Much like PCB, Malone said he expects to continue the momentum from 2011 to carry forward. “We’ve had a very strong fall. In fact, our September numbers are up 7.6 percent from 2009, and we had a tropical occurrence that all but wiped out our Labor Day weekend,” he said. “Our economic indicators lead us to expect our occupancy numbers in January and February to continue to increase. That’s important because our snowbirds talk to their kids and grandkids, who then book us for Spring Break.”
In Okaloosa County, Maldonado said he is not absolutely certain what the future will hold, but he is still optimistic. “We just really don’t know,” he said. One thing he looks for is the average daily rate on condos to go up. “Our ADR took a beating during the spill. We have luxury condos, and they should be at 10 times the rate of a cheap hotel room, not in the same ballpark. As we return to whatever normal is, it may take us years to get back to what it would’ve been had the spill not occurred.”

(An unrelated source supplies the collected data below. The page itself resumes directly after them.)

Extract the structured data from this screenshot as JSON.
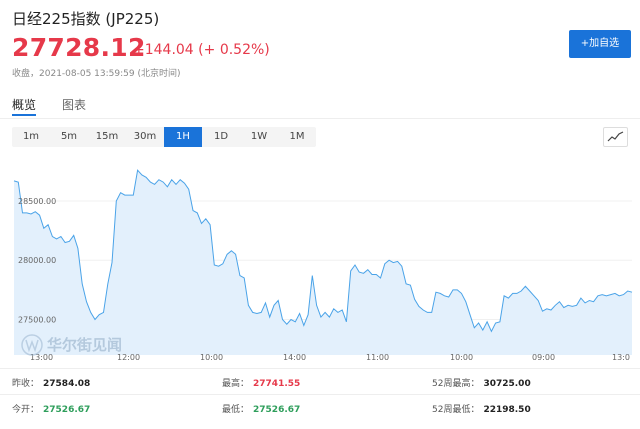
{
  "header": {
    "title": "日经225指数",
    "code": "(JP225)",
    "price": "27728.12",
    "change": "+144.04",
    "change_pct": "(+ 0.52%)",
    "status_label": "收盘，",
    "timestamp": "2021-08-05 13:59:59",
    "timezone": "(北京时间)",
    "add_button": "+加自选"
  },
  "tabs": [
    {
      "label": "概览",
      "active": true
    },
    {
      "label": "图表",
      "active": false
    }
  ],
  "periods": [
    {
      "label": "1m",
      "active": false
    },
    {
      "label": "5m",
      "active": false
    },
    {
      "label": "15m",
      "active": false
    },
    {
      "label": "30m",
      "active": false
    },
    {
      "label": "1H",
      "active": true
    },
    {
      "label": "1D",
      "active": false
    },
    {
      "label": "1W",
      "active": false
    },
    {
      "label": "1M",
      "active": false
    }
  ],
  "chart_toggle_icon": "line-chart-icon",
  "watermark": "华尔街见闻",
  "chart_data": {
    "type": "area",
    "ytick_labels": [
      "28500.00",
      "28000.00",
      "27500.00"
    ],
    "yticks": [
      28500,
      28000,
      27500
    ],
    "ylim": [
      27200,
      28880
    ],
    "xtick_labels": [
      "13:00",
      "12:00",
      "10:00",
      "14:00",
      "11:00",
      "10:00",
      "09:00",
      "13:0"
    ],
    "line_color": "#4aa3e8",
    "fill_color": "#e3f0fc",
    "values": [
      28670,
      28660,
      28400,
      28400,
      28390,
      28410,
      28380,
      28270,
      28300,
      28200,
      28180,
      28200,
      28150,
      28160,
      28210,
      28100,
      27800,
      27650,
      27560,
      27500,
      27540,
      27560,
      27800,
      27980,
      28500,
      28570,
      28550,
      28550,
      28550,
      28760,
      28720,
      28700,
      28660,
      28640,
      28680,
      28660,
      28620,
      28680,
      28640,
      28680,
      28650,
      28600,
      28420,
      28400,
      28310,
      28350,
      28300,
      27960,
      27950,
      27970,
      28050,
      28080,
      28050,
      27870,
      27850,
      27620,
      27560,
      27550,
      27560,
      27640,
      27520,
      27620,
      27660,
      27500,
      27460,
      27500,
      27480,
      27550,
      27450,
      27540,
      27870,
      27620,
      27520,
      27560,
      27520,
      27590,
      27560,
      27580,
      27480,
      27910,
      27960,
      27900,
      27890,
      27920,
      27880,
      27880,
      27850,
      27970,
      28000,
      27980,
      27990,
      27950,
      27800,
      27790,
      27670,
      27610,
      27580,
      27560,
      27560,
      27730,
      27720,
      27700,
      27690,
      27750,
      27750,
      27720,
      27650,
      27540,
      27430,
      27470,
      27410,
      27480,
      27400,
      27470,
      27480,
      27700,
      27680,
      27720,
      27720,
      27740,
      27780,
      27740,
      27700,
      27660,
      27570,
      27590,
      27580,
      27620,
      27650,
      27600,
      27620,
      27610,
      27620,
      27680,
      27640,
      27660,
      27650,
      27700,
      27710,
      27700,
      27710,
      27720,
      27700,
      27710,
      27740,
      27730
    ]
  },
  "stats": [
    [
      {
        "label": "昨收：",
        "value": "27584.08",
        "tone": "neutral"
      },
      {
        "label": "最高：",
        "value": "27741.55",
        "tone": "up"
      },
      {
        "label": "52周最高：",
        "value": "30725.00",
        "tone": "neutral"
      }
    ],
    [
      {
        "label": "今开：",
        "value": "27526.67",
        "tone": "down"
      },
      {
        "label": "最低：",
        "value": "27526.67",
        "tone": "down"
      },
      {
        "label": "52周最低：",
        "value": "22198.50",
        "tone": "neutral"
      }
    ]
  ]
}
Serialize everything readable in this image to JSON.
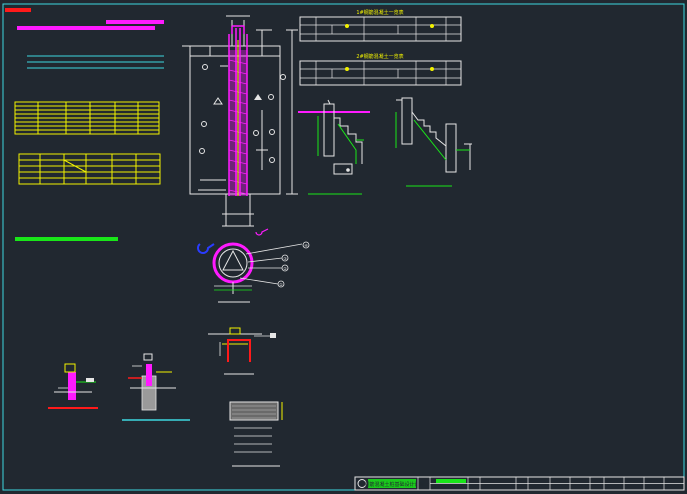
{
  "colors": {
    "background": "#212830",
    "frame": "#3dd8e0",
    "white": "#e6e6e6",
    "magenta": "#ff1aff",
    "yellow": "#f2f200",
    "green": "#19e619",
    "red": "#ff1a1a",
    "cyan": "#3dd8e0",
    "blue": "#2a3cff"
  },
  "elevations": {
    "top_label": "1#钢筋混凝土一览表",
    "bottom_label": "2#钢筋混凝土一览表"
  },
  "section": {
    "callout_1": "①",
    "callout_2": "②",
    "callout_3": "③",
    "callout_4": "④"
  },
  "title_block": {
    "project_name": "某钢筋混凝土桩基础设计详图"
  }
}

Moliterno said she knows each year will not be record-setting like 2011, but the key is to take the new visitors and turn them into regular visitors. “Ninety percent of our visitors are repeat. They are loyalists,” she said. “Posting record-setting numbers is not going to happen every year. We know we’ll plateau eventually, and the challenge is to take these first-time visitors and turn them into loyalists.”